When Wisconsin knocked off then-unbeaten and No. 1 Ohio State back on Feb. 12, it should’ve been a story that stood on its own.

The Badgers overcame a 15-point second-half deficit behind the absurd play of point guard Jordan Taylor. He scored 21 of his 27 points in a 13-minute stretch, leading the Badgers to a 71-67 win that prompted a court storming from the wild home crowd.

And then came the spit. Allegedly.

Ohio State freshman center Jared Sullinger said afterward that one of the students spit on him during the court storm, which prompted more than a few denials the following days from Wisconsin coach Bo Ryan. He said none of the Kohl Center’s video showed a student spitting.

“All I know is we won the game. Deal with it,” he said.

When the two teams meet again on Sunday, Ryan’s going to be staring at those words. A lot.
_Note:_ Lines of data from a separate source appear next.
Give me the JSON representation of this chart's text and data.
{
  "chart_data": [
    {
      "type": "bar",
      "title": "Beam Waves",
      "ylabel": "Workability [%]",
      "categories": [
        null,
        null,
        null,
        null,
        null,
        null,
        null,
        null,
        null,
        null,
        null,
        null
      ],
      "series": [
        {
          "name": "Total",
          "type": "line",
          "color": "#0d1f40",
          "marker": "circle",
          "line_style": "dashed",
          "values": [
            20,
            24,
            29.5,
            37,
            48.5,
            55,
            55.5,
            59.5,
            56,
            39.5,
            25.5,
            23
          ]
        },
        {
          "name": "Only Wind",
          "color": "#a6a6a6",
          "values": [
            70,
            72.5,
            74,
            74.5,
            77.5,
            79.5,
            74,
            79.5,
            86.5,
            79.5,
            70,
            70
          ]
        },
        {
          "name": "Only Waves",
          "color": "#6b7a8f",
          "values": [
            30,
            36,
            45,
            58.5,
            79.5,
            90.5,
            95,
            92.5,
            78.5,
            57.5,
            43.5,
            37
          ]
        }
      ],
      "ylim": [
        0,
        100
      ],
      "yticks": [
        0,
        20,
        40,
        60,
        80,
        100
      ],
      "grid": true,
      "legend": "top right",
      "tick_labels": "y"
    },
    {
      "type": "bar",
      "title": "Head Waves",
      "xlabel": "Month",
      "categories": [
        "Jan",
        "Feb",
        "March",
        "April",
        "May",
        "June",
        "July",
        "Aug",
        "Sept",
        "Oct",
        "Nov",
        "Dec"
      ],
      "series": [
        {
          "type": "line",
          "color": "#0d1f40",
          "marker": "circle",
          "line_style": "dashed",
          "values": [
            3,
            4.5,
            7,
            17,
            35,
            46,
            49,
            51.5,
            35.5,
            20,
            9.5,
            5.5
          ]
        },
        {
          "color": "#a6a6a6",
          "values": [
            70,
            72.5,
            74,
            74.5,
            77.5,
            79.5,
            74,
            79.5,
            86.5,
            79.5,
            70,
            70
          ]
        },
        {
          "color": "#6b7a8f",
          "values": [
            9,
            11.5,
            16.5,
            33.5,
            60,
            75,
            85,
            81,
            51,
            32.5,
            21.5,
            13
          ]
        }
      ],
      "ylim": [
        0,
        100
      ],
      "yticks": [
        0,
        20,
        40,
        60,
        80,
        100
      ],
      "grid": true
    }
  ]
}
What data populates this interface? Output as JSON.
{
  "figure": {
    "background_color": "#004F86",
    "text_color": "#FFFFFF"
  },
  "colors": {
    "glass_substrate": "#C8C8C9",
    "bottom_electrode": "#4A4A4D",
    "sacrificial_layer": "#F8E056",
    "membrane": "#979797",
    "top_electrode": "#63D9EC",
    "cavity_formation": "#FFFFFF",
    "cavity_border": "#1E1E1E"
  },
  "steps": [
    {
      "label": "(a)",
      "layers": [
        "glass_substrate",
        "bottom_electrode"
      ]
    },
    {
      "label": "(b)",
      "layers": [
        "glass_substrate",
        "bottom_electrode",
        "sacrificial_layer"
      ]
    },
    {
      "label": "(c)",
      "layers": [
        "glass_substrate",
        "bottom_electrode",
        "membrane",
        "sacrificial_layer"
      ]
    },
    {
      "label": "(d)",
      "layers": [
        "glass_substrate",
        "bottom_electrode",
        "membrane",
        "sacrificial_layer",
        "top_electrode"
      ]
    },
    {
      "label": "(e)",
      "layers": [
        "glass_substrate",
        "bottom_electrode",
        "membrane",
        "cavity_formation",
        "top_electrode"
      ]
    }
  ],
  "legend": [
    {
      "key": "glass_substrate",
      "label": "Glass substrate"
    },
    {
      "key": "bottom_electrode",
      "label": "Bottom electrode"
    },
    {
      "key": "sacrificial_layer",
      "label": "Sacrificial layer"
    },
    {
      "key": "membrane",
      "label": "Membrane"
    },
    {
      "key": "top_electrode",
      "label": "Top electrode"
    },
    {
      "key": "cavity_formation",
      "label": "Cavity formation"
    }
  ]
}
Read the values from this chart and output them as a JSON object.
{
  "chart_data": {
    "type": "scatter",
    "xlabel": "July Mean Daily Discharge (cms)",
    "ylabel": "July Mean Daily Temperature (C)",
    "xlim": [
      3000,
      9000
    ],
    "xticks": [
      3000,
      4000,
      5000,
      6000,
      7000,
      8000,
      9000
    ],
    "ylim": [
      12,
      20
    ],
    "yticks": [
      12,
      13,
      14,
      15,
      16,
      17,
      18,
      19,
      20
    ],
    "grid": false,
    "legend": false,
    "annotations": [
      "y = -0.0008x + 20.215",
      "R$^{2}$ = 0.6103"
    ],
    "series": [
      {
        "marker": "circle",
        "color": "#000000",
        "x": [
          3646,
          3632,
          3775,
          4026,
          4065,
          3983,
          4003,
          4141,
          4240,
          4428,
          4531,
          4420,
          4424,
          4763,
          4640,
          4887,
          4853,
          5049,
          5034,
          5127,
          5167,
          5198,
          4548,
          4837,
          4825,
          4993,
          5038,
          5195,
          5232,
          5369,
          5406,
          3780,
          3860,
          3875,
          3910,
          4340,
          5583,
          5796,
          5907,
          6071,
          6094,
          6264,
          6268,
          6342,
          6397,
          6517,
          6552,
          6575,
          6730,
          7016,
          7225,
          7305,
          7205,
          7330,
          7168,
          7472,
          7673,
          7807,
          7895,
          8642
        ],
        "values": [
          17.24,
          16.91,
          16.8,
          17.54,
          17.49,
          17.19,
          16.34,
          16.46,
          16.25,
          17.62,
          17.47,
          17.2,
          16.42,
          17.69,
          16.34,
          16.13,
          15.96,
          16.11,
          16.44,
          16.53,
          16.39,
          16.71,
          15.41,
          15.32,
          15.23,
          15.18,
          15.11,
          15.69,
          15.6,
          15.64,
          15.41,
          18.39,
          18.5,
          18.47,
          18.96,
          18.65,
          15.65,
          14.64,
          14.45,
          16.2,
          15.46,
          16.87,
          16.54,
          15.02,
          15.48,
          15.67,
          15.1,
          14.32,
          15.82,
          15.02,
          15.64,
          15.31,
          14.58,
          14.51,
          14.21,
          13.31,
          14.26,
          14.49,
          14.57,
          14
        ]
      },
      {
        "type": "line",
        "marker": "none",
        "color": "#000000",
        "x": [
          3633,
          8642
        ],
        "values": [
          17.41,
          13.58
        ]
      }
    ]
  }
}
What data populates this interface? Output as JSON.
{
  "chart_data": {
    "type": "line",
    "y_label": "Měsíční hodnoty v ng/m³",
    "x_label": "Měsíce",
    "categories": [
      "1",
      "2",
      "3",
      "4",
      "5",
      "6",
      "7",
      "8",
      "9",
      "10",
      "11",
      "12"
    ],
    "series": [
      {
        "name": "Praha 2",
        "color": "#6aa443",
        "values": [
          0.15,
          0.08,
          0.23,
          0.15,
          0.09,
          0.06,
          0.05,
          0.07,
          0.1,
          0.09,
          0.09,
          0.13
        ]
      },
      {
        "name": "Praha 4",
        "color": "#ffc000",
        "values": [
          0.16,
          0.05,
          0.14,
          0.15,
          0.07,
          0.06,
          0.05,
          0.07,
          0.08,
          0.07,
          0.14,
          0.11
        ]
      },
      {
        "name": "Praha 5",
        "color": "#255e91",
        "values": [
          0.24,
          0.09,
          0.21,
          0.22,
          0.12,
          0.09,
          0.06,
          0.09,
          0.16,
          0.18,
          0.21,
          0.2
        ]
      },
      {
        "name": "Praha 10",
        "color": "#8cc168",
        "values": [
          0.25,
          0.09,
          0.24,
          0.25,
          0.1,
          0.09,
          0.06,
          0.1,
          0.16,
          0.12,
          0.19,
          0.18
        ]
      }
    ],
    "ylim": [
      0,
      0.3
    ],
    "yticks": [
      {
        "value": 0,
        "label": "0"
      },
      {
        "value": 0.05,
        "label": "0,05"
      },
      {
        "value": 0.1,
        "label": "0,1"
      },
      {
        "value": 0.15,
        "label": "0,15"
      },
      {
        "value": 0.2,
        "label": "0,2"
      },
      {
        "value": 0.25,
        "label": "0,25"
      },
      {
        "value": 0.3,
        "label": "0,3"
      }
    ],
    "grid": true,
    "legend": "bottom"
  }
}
“Deal With It” is printed on 1,400 towels that’ll be handled out to students for Sunday’s regular-season finale. Expect the Buckeyes crowd to be raucous and ready for revenge.

That’s just one of the reasons why Ohio State-Wisconsin is more than just a Big Ten game, it’s actually a budding rivalry, writes Doug Lesmerises of the Cleveland Plain-Dealer. To sum up from his excellent story

The games are incredibly competitive right now (unlike other long-standing rivalries such as Indiana-Purdue that are one-sides of late), they’re significant (the Buckeyes and Badgers are always in the Big Ten title hunt, whether it’s basketball or football), both teams have definitive identities and there’s an off-the-field spark. Like the spitting incident.

“The way [Ryan] said it really riled us up,” OSU sophomore Tim Collins, an Avon native and the director of The Nuthouse, told the paper. “No matter what sport it is, they’ve been a little cocky about it, and we’re ready to knock them down a peg.”

Sounds like a plan. Just one thing – can we avoid any spitting?